3. Refined Oil Consumption Tax Reform Became a Hot Spot Again
During China’s Two Secessions in 2020, some representatives put up the topic regarding the refined oil consumption tax reform again. The topic mainly included two points: First, the collection targets of consumption tax should be transferred from producers to downstream users. Second, the type of the consumption tax should be changed to shared tax between the central government and the local government.
If the collection targets of refined oil consumption tax are changed to downstream users, the production cost at refineries will decline to some extent, while the cost at petrol stations will grow. However, basically, civilians are still the actual payers of the consumption tax. For the refined oil market, it can effectively reduce illegal behaviors in the market and help regulate market order.
Meanwhile, if the consumption tax is changed to shared tax between the central government and the local government, local government will be more active in market supervision and tax collection, reducing the tax evasion.

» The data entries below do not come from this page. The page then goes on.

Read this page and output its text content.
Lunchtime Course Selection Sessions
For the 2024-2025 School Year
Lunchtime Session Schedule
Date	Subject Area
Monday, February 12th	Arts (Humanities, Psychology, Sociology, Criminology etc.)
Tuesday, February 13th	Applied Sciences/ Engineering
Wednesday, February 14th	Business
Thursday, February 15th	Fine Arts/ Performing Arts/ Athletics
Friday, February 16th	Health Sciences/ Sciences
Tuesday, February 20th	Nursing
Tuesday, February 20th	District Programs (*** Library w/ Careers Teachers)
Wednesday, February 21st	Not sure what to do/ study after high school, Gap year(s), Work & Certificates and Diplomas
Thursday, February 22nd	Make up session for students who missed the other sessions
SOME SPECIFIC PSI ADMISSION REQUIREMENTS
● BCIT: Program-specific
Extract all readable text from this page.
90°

4. Continuous Heavy Rain in Southern China Suppressed Refined Oil Demand
In June, southern China suffered from continuous heavy rain weather, and many regions even experienced flood disasters, severely impairing the local economic development and suppressing the refined oil demand. As a consequence, the refined oil sales volume at state-owned refineries in Guizhou declined by 150kt or 20% M-O-M, and that in Anhui, Hunan and Hubei dropped by 20%-30% M-O-M. Only a few state-owned refineries in southern China finished their monthly sales tasks.